Yombik told Click On Orlando that she did CPR on the man for a couple of minutes. The trio then used the defibrillator to get the man’s pulse back.
“Everyone who could help tried to help,” passenger Felipe Capusano said. “Everybody was surreal on how calm it was, actually.”
Kneehouse said, “It was really good—we worked as a team and got it done. It just comes natural to you, and I just gotta say—people just need to keep loving each other.”
Nina Capusano, an 11-year-old passenger from Canada, said, “The defibrillator brought him back and everyone started clapping, and then they brought him out.”
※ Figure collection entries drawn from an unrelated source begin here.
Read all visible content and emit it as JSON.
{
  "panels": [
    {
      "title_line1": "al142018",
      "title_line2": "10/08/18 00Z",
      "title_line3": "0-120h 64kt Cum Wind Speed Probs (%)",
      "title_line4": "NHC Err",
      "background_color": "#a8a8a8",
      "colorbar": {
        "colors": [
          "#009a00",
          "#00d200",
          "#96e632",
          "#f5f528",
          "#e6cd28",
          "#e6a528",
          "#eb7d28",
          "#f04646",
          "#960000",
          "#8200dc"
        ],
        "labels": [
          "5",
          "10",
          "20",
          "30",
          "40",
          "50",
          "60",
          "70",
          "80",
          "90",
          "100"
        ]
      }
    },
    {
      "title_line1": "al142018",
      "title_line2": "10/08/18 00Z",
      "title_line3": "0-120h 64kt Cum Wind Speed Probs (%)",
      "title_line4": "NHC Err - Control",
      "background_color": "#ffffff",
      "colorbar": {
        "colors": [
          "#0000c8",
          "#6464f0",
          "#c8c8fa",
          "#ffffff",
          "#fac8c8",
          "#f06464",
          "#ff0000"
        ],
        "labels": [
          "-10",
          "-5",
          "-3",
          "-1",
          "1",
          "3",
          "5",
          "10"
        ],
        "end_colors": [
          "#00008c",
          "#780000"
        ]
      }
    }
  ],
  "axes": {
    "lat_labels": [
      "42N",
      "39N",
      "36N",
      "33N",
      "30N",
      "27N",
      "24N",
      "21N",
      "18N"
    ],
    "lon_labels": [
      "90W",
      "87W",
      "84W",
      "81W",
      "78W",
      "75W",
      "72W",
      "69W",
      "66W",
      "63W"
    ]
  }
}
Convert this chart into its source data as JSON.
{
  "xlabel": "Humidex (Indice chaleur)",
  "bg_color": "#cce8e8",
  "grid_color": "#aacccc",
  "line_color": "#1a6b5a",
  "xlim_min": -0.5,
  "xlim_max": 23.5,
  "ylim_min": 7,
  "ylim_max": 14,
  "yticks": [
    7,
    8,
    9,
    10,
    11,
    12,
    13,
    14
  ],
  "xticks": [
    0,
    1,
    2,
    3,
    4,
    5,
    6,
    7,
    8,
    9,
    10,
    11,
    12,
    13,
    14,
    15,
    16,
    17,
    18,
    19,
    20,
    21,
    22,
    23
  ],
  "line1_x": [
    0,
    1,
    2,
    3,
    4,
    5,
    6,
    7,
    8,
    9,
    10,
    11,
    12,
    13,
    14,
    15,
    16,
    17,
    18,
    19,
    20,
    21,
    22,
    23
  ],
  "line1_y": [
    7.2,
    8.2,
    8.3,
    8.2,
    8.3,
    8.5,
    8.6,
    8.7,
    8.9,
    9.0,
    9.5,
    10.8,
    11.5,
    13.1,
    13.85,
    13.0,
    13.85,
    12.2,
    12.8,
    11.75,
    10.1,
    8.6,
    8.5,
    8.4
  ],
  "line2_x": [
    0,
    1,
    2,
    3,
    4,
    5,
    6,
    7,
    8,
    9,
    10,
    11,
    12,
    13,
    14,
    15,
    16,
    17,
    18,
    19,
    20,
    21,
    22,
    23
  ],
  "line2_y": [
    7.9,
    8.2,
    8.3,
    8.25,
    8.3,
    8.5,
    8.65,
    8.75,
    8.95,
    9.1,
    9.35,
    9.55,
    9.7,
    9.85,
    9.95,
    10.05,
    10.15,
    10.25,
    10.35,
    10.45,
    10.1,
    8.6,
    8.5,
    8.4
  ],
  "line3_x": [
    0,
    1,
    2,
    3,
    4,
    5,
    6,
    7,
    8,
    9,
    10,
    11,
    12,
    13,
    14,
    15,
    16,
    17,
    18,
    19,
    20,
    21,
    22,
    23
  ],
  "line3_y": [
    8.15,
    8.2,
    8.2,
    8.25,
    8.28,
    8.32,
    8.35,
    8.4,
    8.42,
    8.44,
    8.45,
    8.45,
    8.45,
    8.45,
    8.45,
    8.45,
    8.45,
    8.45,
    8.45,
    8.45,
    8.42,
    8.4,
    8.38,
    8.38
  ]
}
According to Fox News, paramedics arrived and wheeled the man off the plane. He was transported to Metro Detroit Hospital and is reportedly recovering. After a 45-minute delay, the flight continued safely on to Orlando.
"We are so proud of our guests and crew who came together to assist in this urgent situation," Spirit spokesperson Derek Dombrowski said in a statement to Newsweek. "From our flight attendant who recognized the guest was in medical distress, to the selfless guests who stepped in to lend their expertise, we are not only grateful; we are incredibly proud.
"Spirit Airlines recognizes each individual who jumped into action. Our thoughts are now with the guest who needed help. We wish him a speedy and full recovery."